To obtain multivariable models, we first used multiple imputations (5 replications) to create complete data sets because up to 3% of observations were missing values for Na+, K+ and Cl-. We performed several logistic regression analyses to determine the association between increased serum bicarbonate and its duration and hospital mortality. The robustness of the association between serum bicarbonate and clinical outcome was tested by progressively adding variables to the models that might have an effect on serum bicarbonate or the clinical outcome considered. The following covariates were included in the models: age, gender, SOFA and SAPS-I scores, type of ICU admission (medical or surgical), minimum and maximum serum bicarbonate levels, acute kidney injury (AKI) severity, hyponatremia and the main comorbidity groups obtained from ICD-9–Clinical Modification codes using the Elixhauser comorbidity index. Other factors associated with high serum bicarbonate levels in univariate analysis also includedhypokalemia, hypernatremia, gastric output and renal replacement therapy (RRT), all of which were considered during ICU stays. Based on the initial exploration of maximum serum bicarbonate levels for hospital mortality, which revealed a U-shaped association, we assessed a cubic spline regression model with serum bicarbonate as a continuous variable with two knots at 24 and 31 mEq/L. The values were then categorized as less than 25 or greater than 30 vs. 25-30 mEq/L. This same approach was made using SBE with one knot at -1mEq/L and 5mEq/L. After testing for colinearity, multiple covariate analyses were applied. For interpretation, we provided odds ratio (OR) values for each 5-mEq/L increases or decrease. We also performed bootstrap validation of the full-adjusted models using the entire cohort with 1,000 resampling runs to assess bias due to over-fitting. The specific covariates used in each logistic regression model are specified in the text and/or tables. Serum albumin was not included in the multivariate analysis because less than 50% of patients had these measurements available. We performeda subgroup analysis to search for interactions by each known cause of metabolic alkalosis to investigate the association between high serum bicarbonate levels and in-hospital mortality.

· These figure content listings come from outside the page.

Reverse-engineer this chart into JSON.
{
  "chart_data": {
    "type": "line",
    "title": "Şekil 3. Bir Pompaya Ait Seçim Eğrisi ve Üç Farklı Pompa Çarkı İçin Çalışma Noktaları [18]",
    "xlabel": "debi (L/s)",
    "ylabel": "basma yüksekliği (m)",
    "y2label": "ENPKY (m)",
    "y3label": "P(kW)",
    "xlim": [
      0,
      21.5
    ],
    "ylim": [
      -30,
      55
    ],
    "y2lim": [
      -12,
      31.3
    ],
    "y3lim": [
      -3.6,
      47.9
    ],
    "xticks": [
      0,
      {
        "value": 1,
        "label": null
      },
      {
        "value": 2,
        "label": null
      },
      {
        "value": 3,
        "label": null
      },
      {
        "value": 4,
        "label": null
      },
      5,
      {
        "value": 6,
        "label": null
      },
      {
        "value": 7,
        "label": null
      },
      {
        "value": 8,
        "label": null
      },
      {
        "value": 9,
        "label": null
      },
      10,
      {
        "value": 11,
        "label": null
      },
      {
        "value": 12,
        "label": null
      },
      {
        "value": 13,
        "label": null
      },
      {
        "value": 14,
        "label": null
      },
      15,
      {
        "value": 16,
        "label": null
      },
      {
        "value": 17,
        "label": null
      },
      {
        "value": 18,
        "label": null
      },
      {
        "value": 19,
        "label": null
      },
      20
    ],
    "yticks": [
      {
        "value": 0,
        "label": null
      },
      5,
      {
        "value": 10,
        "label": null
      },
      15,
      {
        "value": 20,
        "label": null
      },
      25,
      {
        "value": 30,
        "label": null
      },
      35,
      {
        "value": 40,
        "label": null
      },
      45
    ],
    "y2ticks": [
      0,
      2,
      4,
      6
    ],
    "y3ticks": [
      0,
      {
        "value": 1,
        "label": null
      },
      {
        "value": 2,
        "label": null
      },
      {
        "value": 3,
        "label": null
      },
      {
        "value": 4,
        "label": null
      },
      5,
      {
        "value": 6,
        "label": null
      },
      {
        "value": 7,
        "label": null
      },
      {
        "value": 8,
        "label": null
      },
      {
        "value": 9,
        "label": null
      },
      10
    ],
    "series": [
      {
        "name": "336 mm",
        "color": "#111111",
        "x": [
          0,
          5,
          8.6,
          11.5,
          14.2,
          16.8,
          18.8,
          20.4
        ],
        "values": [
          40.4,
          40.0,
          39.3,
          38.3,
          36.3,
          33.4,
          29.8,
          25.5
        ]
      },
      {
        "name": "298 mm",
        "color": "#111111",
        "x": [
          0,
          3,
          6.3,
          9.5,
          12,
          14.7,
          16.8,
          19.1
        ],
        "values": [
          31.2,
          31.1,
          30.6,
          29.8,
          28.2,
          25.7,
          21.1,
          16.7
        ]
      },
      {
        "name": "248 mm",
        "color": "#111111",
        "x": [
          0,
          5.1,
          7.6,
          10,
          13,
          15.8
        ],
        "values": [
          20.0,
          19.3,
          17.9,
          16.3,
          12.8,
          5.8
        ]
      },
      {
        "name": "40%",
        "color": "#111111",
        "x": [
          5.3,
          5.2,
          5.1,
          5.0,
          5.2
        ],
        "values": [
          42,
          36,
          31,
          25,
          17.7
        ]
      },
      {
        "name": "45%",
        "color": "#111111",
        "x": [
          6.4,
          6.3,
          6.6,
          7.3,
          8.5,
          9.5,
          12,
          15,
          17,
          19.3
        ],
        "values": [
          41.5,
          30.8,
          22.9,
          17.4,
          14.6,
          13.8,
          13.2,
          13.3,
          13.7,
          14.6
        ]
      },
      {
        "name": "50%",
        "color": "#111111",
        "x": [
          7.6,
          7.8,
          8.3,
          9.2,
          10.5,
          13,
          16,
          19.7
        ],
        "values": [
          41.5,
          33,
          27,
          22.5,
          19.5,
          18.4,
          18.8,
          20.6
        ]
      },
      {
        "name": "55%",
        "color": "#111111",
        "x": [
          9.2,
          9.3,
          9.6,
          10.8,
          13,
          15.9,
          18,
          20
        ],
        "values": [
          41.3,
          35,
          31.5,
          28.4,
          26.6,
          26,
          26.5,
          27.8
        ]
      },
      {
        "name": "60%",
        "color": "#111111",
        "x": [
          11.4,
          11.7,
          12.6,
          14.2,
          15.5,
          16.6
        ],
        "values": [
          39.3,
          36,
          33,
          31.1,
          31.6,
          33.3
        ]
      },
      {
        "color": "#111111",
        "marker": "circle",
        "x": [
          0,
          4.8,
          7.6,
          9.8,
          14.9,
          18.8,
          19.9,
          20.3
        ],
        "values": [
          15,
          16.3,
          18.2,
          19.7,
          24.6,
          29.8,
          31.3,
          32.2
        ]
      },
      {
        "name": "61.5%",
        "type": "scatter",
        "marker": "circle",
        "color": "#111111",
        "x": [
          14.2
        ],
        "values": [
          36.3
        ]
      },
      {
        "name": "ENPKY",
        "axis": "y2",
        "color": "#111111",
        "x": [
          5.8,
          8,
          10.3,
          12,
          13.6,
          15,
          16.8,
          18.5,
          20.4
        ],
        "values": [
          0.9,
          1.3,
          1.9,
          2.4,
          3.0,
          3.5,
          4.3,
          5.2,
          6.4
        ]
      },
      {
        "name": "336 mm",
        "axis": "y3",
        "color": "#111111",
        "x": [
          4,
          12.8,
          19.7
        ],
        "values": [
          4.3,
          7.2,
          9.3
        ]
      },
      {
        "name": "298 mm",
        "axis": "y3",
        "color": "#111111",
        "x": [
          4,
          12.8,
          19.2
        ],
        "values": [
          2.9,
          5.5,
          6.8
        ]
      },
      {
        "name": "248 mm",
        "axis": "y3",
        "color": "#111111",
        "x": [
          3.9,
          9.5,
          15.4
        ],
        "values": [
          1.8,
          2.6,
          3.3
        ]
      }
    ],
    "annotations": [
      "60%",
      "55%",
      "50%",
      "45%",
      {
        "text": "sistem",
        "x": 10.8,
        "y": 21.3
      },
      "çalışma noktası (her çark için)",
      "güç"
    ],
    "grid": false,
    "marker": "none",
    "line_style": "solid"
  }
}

Because ICU discharge and mortality represent competing risks, we used the cumulative incidence function to analyze time to hospital discharge and mortality over 28 days.To investigate whether high serum bicarbonate had any influence on the impact on long-term survival, we performed a multivariate Cox regression analysis in all patients discharged alive from the hospital. In Cox regression analysis, we also adjusted for age, gender, simplified acute physiology score (SAPS-I), sequential organ failure assessment (SOFA), main comorbidities, type of admission (clinical or surgical), diuretic use, either previous to or during ICU stay, alkali administration, hypo/hyperkalemia, hypo/hypernatremia, renal replacement therapy (RRT) and gastric output, minimum serum bicarbonate, partial CO2 pressure > 45mmHg, acute kidney injury severity and mechanical ventilation during ICU stay. All covariates were tested to maintain proportional hazard assumption3.Statistical analyses were performed using SPSS 19.0 for Windows.

Arterial Blood Sample Analysis – Sensitivity Analysis

In a sensitivity analysis, we attempted to separately evaluate patients with arterial blood gas measurements (n = 12,696). In these patients a standard base excess (SBE) greater than 5 mEq/L (n = 3,273) was used to define metabolic alkalosis instead of serum bicarbonate levels. The majority of patients with high SBE (72.2%) also had alkalemia (pH > 7.45). In these subset analyses, metabolic alkalosis remained independently associated with the death rate in uni- and multivariate analyses (see supplementary table 4).

References

1. Le Gall JR, Loirat P, Alperovitch A, Glaser P, Granthil C, Mathieu D, Mercier P, Thomas R, Villers D. (1984) A simplified acute physiology score for ICU patients. Crit Care Med 12:975-977.

2. Vincent JL, de Mendonça A, Cantraine F, Moreno R, Takala J, Suter PM, Sprung CL, Colardyn F, Blecher S. (1998) Use of the SOFA score to assess the incidence of organ dysfunction/failure in intensive care units: results of a multicenter, prospective study. Working group on "sepsis-related problems" of the European Society of Intensive Care Medicine. Crit Care Med 26:1793-1800.